EL PAÍS

Une gouvernance durable pour l’activisme des entreprises

Le scénario de volatilité et d’incertitude mondiales dans lequel les entreprises évoluent actuellement, essentiellement en raison de conflits géopolitiques qui affectent tous les aspects de l’économie et de la société, ouvre le risque d’éviter le débat sur la responsabilité et la durabilité des entreprises. Mais c’est précisément dans des moments comme ceux-ci que cela devient le plus nécessaire : il est urgent de passer de la réflexion à l’action.

Dans un contexte où les droits de l'homme et le développement durable sont menacés, où les groupes les plus vulnérables augmentent leur risque d'exclusion et où certains perçoivent la lutte contre le changement climatique comme un luxe ou une simple propagande, l'idée selon laquelle la vocation des entreprises à créer de la valeur ne peut se limiter à la seule génération de bénéfices comptables. À commencer par les grandes entreprises.

Nous le constatons en Europe, où la réglementation nous pousse vers des politiques d’entreprise qui garantissent une chaîne de valeur durable dans les domaines social et environnemental. L’approbation en 2024 de la directive sur le devoir de diligence en matière de développement durable (CSDDD) en est un exemple pertinent, tout comme la directive sur le reporting en matière de développement durable (CSRD) avant elle, qui a reconnu à ces informations la même valeur que les informations financières et a exigé une rigueur similaire. . Et les nouvelles normes européennes de reporting sur le développement durable (NEIS) de 2023 renforcent cette exigence. Mais les groupes d’intérêt tels que les actionnaires, les investisseurs et les clients, ainsi que la société en général, exigent également un engagement de plus en plus clair et transparent.

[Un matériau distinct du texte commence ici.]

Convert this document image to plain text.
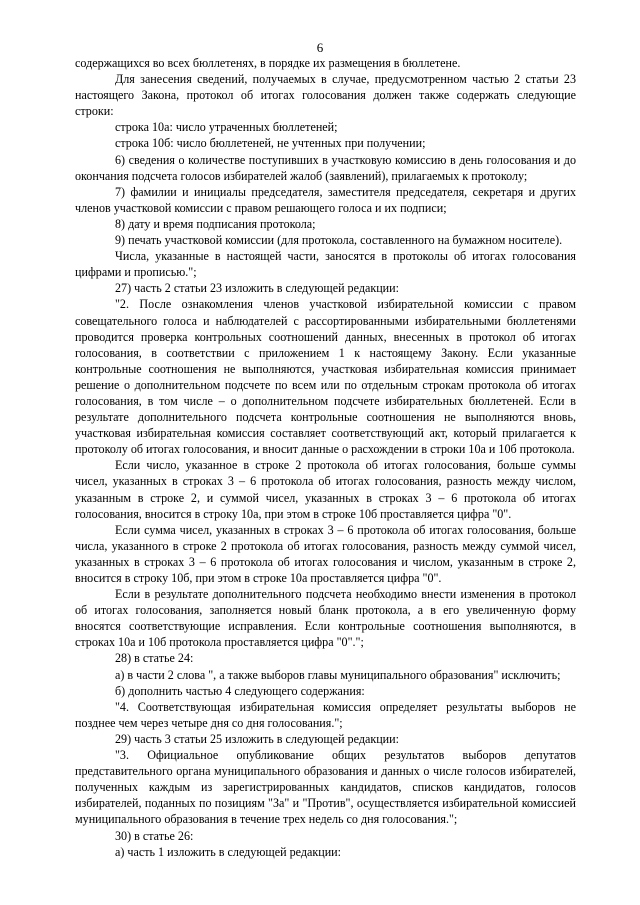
6

содержащихся во всех бюллетенях, в порядке их размещения в бюллетене.

Для занесения сведений, получаемых в случае, предусмотренном частью 2 статьи 23 настоящего Закона, протокол об итогах голосования должен также содержать следующие строки:

строка 10а: число утраченных бюллетеней;

строка 10б: число бюллетеней, не учтенных при получении;

6) сведения о количестве поступивших в участковую комиссию в день голосования и до окончания подсчета голосов избирателей жалоб (заявлений), прилагаемых к протоколу;

7) фамилии и инициалы председателя, заместителя председателя, секретаря и других членов участковой комиссии с правом решающего голоса и их подписи;

8) дату и время подписания протокола;

9) печать участковой комиссии (для протокола, составленного на бумажном носителе).

Числа, указанные в настоящей части, заносятся в протоколы об итогах голосования цифрами и прописью.";

27) часть 2 статьи 23 изложить в следующей редакции:

"2. После ознакомления членов участковой избирательной комиссии с правом совещательного голоса и наблюдателей с рассортированными избирательными бюллетенями проводится проверка контрольных соотношений данных, внесенных в протокол об итогах голосования, в соответствии с приложением 1 к настоящему Закону. Если указанные контрольные соотношения не выполняются, участковая избирательная комиссия принимает решение о дополнительном подсчете по всем или по отдельным строкам протокола об итогах голосования, в том числе – о дополнительном подсчете избирательных бюллетеней. Если в результате дополнительного подсчета контрольные соотношения не выполняются вновь, участковая избирательная комиссия составляет соответствующий акт, который прилагается к протоколу об итогах голосования, и вносит данные о расхождении в строки 10а и 10б протокола.

Если число, указанное в строке 2 протокола об итогах голосования, больше суммы чисел, указанных в строках 3 – 6 протокола об итогах голосования, разность между числом, указанным в строке 2, и суммой чисел, указанных в строках 3 – 6 протокола об итогах голосования, вносится в строку 10а, при этом в строке 10б проставляется цифра "0".

Если сумма чисел, указанных в строках 3 – 6 протокола об итогах голосования, больше числа, указанного в строке 2 протокола об итогах голосования, разность между суммой чисел, указанных в строках 3 – 6 протокола об итогах голосования и числом, указанным в строке 2, вносится в строку 10б, при этом в строке 10а проставляется цифра "0".

Если в результате дополнительного подсчета необходимо внести изменения в протокол об итогах голосования, заполняется новый бланк протокола, а в его увеличенную форму вносятся соответствующие исправления. Если контрольные соотношения выполняются, в строках 10а и 10б протокола проставляется цифра "0".";

28) в статье 24:

а) в части 2 слова ", а также выборов главы муниципального образования" исключить;

б) дополнить частью 4 следующего содержания:

"4. Соответствующая избирательная комиссия определяет результаты выборов не позднее чем через четыре дня со дня голосования.";

29) часть 3 статьи 25 изложить в следующей редакции:

"3. Официальное опубликование общих результатов выборов депутатов представительного органа муниципального образования и данных о числе голосов избирателей, полученных каждым из зарегистрированных кандидатов, списков кандидатов, голосов избирателей, поданных по позициям "За" и "Против", осуществляется избирательной комиссией муниципального образования в течение трех недель со дня голосования.";

30) в статье 26:

а) часть 1 изложить в следующей редакции:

La gestion durable est une gestion de la complexité, car elle nous oblige à peser différents intérêts (économiques, sociaux, environnementaux) et entre des horizons temporels (court et long terme, avec un regard tourné vers les générations futures). Pour cette raison, si vous souhaitez aller au-delà de la conformité formelle, vous devez impliquer l’ensemble de l’organisation, à tous les niveaux. De la planification stratégique à la planification opérationnelle, des organes administratifs aux dirigeants et de la haute direction à la gestion quotidienne ordinaire.

Ici, la responsabilité du conseil d’administration est cruciale. Le Code de Bonne Gouvernance des sociétés cotées de la Commission Nationale du Marché des Valeurs (CNMV) conçoit les politiques de durabilité comme une fonction indélébile du Conseil, qui doit offrir une information transparente et suffisante sur son évolution, son application et ses résultats. La création d'une commission de développement durable composée d'une majorité d'administrateurs indépendants, qui travaillent main dans la main avec l'équipe de direction pour renforcer un modèle de leadership durable, peut servir cet objectif.

Il est également crucial d’aligner la rémunération variable, annuelle et pluriannuelle du CEO et de l’équipe de direction sur le respect des politiques de développement durable. En bref, celles-ci devraient imprégner toute l'activité du Conseil : non seulement ses processus de délibération et de décision, mais aussi ses activités de formation, son auto-évaluation, etc.

En bref, nous parlons de décisions et de mesures qui transforment de l’intérieur tout le modèle économique. Il ne faut pas oublier qu’une plus grande durabilité peut aussi impliquer une plus grande rentabilité à long terme. L’activisme croissant des investisseurs et les litiges climatiques poussent les entreprises à renforcer leurs politiques ESG (environnementales, sociales et de gouvernance). Tant qu’ils sont véridiques, ils attirent les investisseurs institutionnels et les financements durables.

Il ne fait aucun doute que la promotion d’une gouvernance transformatrice, qui va bien au-delà de la gestion efficace des ressources à court terme, est obligatoire pour une entreprise socialement et écologiquement responsable. La contribution de l’environnement des affaires à la construction d’un avenir plus juste et plus égalitaire dépendra de l’impulsion que les gouvernements des entreprises parviendront à donner à la durabilité afin qu’elle ne soit pas seulement une histoire, mais une manière de comprendre leur mission, d’agir et de mesurer leur impact.

Marcos Váquer Il est président de la Commission de durabilité du conseil d'administration de Redeia et professeur à l'Université Carlos III de Madrid.